A exegese liberal diz que neste Evangelho se revelaria o facto de que Jesus teria substituído o culto com a moral. Ele teria posto de lado o culto com todas as suas práticas inúteis. A relação entre o homem e Deus basear-se-ia agora unicamente na moral. Se isto fosse verdadeiro, significaria que o cristianismo, na sua essência, é moralidade — isto é, que nós próprios nos tornamos puros e bons mediante o nosso agir moral. Se reflectirmos de modo mais profundo sobre esta opinião, é óbvio que esta não pode ser a resposta completa de Jesus à questão sobre a pureza. Se quisermos sentir e compreender plenamente a mensagem do Senhor, então devemos ouvir também plenamente — não nos podemos contentar com um pormenor, mas devemos prestar atenção a toda a sua mensagem. Por outras palavras, devemos ler totalmente os Evangelhos, todo o Novo e, com ele, o Antigo Testamento.

A primeira leitura de hoje, tirada do Livro do Deuteronómio, oferece-nos um pormenor importante de uma resposta e faz-nos dar um passo em frente. Nela ouvimos algo que para nós talvez seja surpreendente, isto é, que Israel é convidado pelo próprio Deus a ser grato e a sentir um orgulho humilde pelo facto de conhecer a vontade de Deus e assim ser sábio. Precisamente naquele período a humanidade, quer em ambiente grego quer semítico, procurava a sabedoria: procurava compreender o que conta. A ciência diz-nos muitas coisas e é-nos útil sob tantos aspectos, mas a sabedoria é conhecimento do essencial — conhecimento da finalidade da nossa existência e de como devemos viver para que a vida tenha o justo êxito. A leitura tirada do Deuteronómio menciona o facto de que a sabedoria, em última análise, é idêntica à Torah — à Palavra de Deus que nos revela o que é essencial, para qual finalidade e de que maneira devemos viver. Assim, a Lei não parece uma escravidão, mas — em semelhança com quanto é dito no Salmo 119 — é causa de uma grande alegria: nós não andamos às apalpadelas na escuridão, não vagueamos em vão à procura do que poderia ser recto, não somos como ovelhas sem pastor, que não sabem onde está o caminho justo. Deus manifestou-se. Ele mesmo nos indica o caminho. Conhecemos a sua vontade e com isto a verdade que conta na nossa vida. São duas as coisas que nos são ditas acerca de Deus: por um lado, que Ele se manifestou e que nos indica o caminho justo; por outro, que Deus é um Deus que nos ouve, que está próximo de nós, nos responde e nos guia. Com isto toca-se também o tema da pureza: a sua vontade purifica-nos, a sua proximidade guia-nos.

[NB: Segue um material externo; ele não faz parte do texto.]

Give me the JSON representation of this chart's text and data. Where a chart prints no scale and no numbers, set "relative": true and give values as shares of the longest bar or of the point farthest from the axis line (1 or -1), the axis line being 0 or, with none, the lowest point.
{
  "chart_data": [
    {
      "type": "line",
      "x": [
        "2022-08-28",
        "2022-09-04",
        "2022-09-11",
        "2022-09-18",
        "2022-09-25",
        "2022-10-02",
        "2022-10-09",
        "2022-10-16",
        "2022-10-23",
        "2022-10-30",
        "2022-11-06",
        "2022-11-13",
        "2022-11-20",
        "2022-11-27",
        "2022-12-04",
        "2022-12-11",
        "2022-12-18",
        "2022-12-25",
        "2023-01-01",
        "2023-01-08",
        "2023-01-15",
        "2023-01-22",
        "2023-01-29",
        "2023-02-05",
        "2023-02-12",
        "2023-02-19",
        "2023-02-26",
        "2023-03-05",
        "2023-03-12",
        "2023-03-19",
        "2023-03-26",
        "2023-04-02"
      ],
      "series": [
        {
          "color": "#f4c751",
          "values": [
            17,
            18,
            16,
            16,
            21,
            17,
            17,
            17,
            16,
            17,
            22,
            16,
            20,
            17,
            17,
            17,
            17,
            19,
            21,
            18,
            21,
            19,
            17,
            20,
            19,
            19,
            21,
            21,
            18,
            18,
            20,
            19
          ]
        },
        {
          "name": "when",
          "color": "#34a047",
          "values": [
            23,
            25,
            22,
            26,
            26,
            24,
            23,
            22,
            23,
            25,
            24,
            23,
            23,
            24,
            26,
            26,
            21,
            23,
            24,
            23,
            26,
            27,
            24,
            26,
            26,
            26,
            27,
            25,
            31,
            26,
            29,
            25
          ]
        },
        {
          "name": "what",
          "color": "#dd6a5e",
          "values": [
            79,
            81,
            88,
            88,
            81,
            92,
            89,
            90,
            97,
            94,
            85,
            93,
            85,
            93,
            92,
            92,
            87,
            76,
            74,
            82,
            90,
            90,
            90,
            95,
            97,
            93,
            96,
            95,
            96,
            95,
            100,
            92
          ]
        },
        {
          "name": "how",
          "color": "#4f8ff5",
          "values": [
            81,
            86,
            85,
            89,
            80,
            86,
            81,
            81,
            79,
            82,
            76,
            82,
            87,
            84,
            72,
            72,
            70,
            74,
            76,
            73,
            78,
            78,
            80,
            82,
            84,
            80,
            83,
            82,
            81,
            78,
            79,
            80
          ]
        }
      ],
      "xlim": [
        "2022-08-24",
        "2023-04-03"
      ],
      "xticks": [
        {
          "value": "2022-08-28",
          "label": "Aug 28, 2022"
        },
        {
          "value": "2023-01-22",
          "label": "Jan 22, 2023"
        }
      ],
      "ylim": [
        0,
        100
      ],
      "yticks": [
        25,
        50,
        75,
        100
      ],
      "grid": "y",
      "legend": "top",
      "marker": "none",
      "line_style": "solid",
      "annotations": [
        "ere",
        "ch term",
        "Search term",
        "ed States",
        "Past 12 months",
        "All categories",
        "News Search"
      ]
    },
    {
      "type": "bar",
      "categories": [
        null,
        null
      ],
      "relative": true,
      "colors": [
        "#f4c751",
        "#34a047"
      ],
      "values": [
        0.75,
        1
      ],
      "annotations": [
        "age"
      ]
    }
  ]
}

Penso que valha a pena deter-se um momento sobre a alegria de Israel pelo facto de conhecer a vontade de Deus e de ter assim recebido em dom a sabedoria que nos cura e que não podemos encontrar sozinhos. Existe entre nós, na Igreja de hoje, um sentimento semelhante de alegria pela proximidade de Deus e pelo dom da sua Palavra? Quem quisesse demonstrar uma tal alegria seria imediatamente acusado de triunfalismo. Mas, precisamente, não é a nossa habilidade que nos indica a verdadeira vontade de Deus. É um dom imerecido que nos torna ao mesmo tempo humildes e jubilosos. Se reflectirmos sobre a perplexidade do mundo diante das grandes questões do presente e do futuro, então também dentro de nós deveria desabrochar de novo a alegria pelo facto de que Deus nos mostrou gratuitamente o seu rosto, a sua vontade, a si mesmo. Se esta alegria sobressair em nós, tocará também o coração dos não-crentes. Sem esta alegria não somos convincentes. Porém, onde tal alegria está presente, ela — mesmo sem o querer — possui uma força missionária. De facto, suscita nos homens a pergunta se não se encontre talvez deveras aqui o caminho — se esta alegria não guie talvez efectivamente pelas pegadas do próprio Deus.

Tudo isto se encontra ulteriormente aprofundado no trecho, tirado da Carta de São Tiago, que a Igreja hoje nos propõe. Eu aprecio a Carta de São Tiago, sobretudo porque, graças a ela, podemos ter uma ideia da devoção da família de Jesus. Era uma família praticante. Praticante no sentido de que vivia a alegria deuteronómica de Deus, que nos é doada na sua Palavra e no seu Mandamento. É um género de prática totalmente diversa da que encontramos nos fariseus do Evangelho, que tinham feito dela um sistema exteriorizado e escravizador. É também um género de prática diferente da que Paulo, como rabino, tinha apreendido — como vemos das suas cartas — a prática e um especialista que tudo conhecia e sabia; que era orgulhoso do seu conhecimento e da sua justiça, e que, contudo, sofria sob o peso das prescrições, de modo que a Lei já não era vista como guia jubilosa para Deus, mas antes como uma exigência que, em definitiva, não podia ser cumprida.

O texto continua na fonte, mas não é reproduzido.